In general I like to answer people’s questions about Lesotho and my life and work here. Whether through email or letters, I like to share my world with them and enjoy fulfilling their curiosity with anecdotes of everyday life.
Yet, there is one question I really don’t like: “Do you like it more than Niger?” Or the varied, “How does it compare to Niger?”
Yes, both countries are in Africa but they are utterly different, so is my experience. I thought maybe I would try to spell that out in a blog post, mostly for my sake.
In a few weeks I will be going to my Phase III training, the equivalent point at which my service in Niger ended. My time in both countries will then be equal but Lesotho will past that and my Peace Corps experience will be defined by time here with Niger as a side bar.
Looking back at my time in Niger compared to what I am currently living in Lesotho, it seems that this experience is much tougher. It could be I will forever look at Niger with rose-colored glasses because of how I left that country or that I feel the struggles of Lesotho because they are happening right now, but I don’t remember this many lows in those moments at site in Niger. I maybe had them but they don’t stick compared to what I feel right now.
Does that mean that I would rather leave Lesotho and go back to Niger? No. I do really enjoy it here. Lesotho is much easier on the eyes than Niger, with beautiful mountain and lush, rolling green pastures. Then desert has its own beauty but it can’t live up to this.
Despite that both countries rank high on the list of the world’s poorest, Lesotho is above and beyond Niger. For example, my school actually has classroom compared to the school in DanTchiao, which was made of sticks and thatch and the students sat on plastic bags. My students here have desks and even have a computer lab. They still don’t books and I look up most of my lessons on the Internet, the teaching conditions are much more favorable. Because the structure is better, I have the ability to do more. In DanTchiao I spent time looking for projects but here I have an actual job I go to every day and really have the potential to make a bigger impact than I ever did in Niger.
I also have electricity and better access to water. I still have to walk outside for phone calls but it’s far better than the 10-minute walk in Niger. Also, I have access to more and better foods. In my village I can buy tomatoes, potatoes, onions and cabbage or take a taxi to Maseru and get almost anything I want, including cheese. In my Niger village the only fresh food I could get was potatoes and oranges. Trips to Zinder allowed me to get a few more things but that was about six hours away compared to the two to Maseru.
Lesotho has a unique situation because of its enclosure by South Africa. Although some traditional songs and dance are present in the society, the culture has definite western influences. In Niger the culture is much more visible from the clothes to the traditional ceremonies to the trinkets and art sold on the street. Sometimes it feels like it is too western here and it doesn’t feel like Africa in the way Niger felt like Africa.
My experience and relationship with natives is also different because of the lack of language barrier. I can have deep and honest conversations with the Basotho in English that I could never have with Nigeriens because of my limited French and even less Hausa. I still can only talk with the educated members of the community because my Sesotho isn’t great, but the conversations that I do have include more of a cultural exchange than in Niger.

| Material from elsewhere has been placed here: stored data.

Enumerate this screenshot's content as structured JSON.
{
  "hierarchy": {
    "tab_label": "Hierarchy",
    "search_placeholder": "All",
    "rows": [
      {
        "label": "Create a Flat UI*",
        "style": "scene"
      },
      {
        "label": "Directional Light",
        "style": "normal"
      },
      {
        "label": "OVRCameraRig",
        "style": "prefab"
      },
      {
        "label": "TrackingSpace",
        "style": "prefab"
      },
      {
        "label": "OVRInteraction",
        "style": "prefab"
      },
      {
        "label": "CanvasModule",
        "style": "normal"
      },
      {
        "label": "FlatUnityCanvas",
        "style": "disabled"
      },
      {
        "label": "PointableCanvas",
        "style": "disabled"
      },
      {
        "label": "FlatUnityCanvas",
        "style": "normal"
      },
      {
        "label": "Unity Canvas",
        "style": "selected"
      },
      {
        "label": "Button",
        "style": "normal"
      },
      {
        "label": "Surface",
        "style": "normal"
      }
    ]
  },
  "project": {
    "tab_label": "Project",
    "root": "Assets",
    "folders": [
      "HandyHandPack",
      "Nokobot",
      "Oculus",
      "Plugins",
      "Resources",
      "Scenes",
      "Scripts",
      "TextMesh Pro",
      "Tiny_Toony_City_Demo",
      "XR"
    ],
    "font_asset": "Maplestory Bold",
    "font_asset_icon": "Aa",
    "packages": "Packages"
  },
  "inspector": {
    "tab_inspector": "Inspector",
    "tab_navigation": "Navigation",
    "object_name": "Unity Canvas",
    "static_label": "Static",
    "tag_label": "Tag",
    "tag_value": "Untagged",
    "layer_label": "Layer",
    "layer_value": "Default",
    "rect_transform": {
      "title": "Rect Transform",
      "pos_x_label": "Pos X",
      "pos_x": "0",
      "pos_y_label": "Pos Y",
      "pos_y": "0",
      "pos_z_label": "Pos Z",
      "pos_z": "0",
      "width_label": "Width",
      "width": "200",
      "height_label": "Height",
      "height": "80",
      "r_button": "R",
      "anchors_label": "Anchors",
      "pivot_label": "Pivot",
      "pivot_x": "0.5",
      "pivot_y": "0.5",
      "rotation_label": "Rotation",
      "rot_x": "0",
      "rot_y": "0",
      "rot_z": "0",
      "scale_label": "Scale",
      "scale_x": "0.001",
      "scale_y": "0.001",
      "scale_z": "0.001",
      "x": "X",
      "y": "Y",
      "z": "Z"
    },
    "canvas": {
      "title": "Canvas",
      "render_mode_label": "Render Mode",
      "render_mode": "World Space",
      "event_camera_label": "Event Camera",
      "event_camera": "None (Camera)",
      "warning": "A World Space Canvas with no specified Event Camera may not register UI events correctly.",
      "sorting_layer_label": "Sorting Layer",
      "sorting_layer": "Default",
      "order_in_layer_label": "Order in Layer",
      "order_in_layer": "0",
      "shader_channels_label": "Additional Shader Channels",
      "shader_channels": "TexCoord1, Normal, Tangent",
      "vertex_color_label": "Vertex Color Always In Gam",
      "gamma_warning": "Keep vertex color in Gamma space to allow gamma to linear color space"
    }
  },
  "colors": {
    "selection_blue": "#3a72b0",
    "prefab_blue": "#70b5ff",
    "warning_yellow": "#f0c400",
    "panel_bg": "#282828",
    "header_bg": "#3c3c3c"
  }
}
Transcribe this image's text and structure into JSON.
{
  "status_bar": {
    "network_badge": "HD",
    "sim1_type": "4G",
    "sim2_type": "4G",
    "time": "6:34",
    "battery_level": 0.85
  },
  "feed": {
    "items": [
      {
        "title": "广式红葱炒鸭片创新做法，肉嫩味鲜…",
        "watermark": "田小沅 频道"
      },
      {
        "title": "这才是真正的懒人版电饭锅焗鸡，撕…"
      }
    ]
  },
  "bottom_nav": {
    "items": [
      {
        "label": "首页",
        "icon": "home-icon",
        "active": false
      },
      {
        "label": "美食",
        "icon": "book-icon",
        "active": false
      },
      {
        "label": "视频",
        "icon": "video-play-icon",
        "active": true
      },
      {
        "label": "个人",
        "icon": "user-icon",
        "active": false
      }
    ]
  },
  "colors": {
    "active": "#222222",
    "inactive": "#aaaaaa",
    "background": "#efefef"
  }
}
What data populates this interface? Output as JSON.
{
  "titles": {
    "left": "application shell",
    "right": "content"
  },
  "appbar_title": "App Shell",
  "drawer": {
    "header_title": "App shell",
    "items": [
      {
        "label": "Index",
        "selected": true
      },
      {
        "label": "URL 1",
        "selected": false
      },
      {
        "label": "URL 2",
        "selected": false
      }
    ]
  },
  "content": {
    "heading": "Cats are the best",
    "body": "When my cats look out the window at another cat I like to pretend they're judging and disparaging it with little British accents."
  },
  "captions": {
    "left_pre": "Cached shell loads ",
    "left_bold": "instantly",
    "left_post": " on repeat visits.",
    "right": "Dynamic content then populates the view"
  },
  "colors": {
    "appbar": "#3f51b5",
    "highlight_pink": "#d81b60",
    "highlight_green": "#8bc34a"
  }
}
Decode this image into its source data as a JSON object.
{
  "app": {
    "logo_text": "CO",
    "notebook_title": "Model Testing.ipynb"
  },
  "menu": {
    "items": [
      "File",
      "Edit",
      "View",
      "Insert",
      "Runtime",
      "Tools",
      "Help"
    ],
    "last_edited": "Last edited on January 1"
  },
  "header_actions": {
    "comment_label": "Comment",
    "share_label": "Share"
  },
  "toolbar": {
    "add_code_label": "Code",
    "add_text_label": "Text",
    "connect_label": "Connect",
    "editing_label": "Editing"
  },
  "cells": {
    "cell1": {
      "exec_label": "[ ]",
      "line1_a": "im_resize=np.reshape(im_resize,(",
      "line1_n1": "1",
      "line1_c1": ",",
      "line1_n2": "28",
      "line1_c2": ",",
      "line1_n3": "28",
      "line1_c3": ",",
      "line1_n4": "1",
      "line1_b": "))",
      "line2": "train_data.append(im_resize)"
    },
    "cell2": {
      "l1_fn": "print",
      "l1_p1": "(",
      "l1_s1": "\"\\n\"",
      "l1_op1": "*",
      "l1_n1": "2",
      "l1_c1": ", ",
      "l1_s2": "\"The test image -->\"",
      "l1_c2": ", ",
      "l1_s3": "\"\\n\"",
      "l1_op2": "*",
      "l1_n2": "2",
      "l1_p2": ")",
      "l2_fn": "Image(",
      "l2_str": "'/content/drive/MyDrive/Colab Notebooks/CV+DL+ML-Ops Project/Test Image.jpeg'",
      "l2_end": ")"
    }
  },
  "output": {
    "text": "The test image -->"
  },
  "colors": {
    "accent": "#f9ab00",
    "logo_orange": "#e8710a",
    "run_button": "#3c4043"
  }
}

They are some things that are similar, such as the difficulties of transportation and the ability to get a Masotho or Nigerien to show up on time for anything. But those experiences feel very different.
Is one better than the other? No. They both mean something to me and I would never put a favorite label on them they way a mother won’t say which child she prefers the most. They are different experiences with different meaning to me and that is how I will always look at them. Niger and Lesotho will be tattooed on my heart in the same ink and stroke for the rest of my life, and although I sometimes compare the experiences in my head, it doesn’t make one better than the other.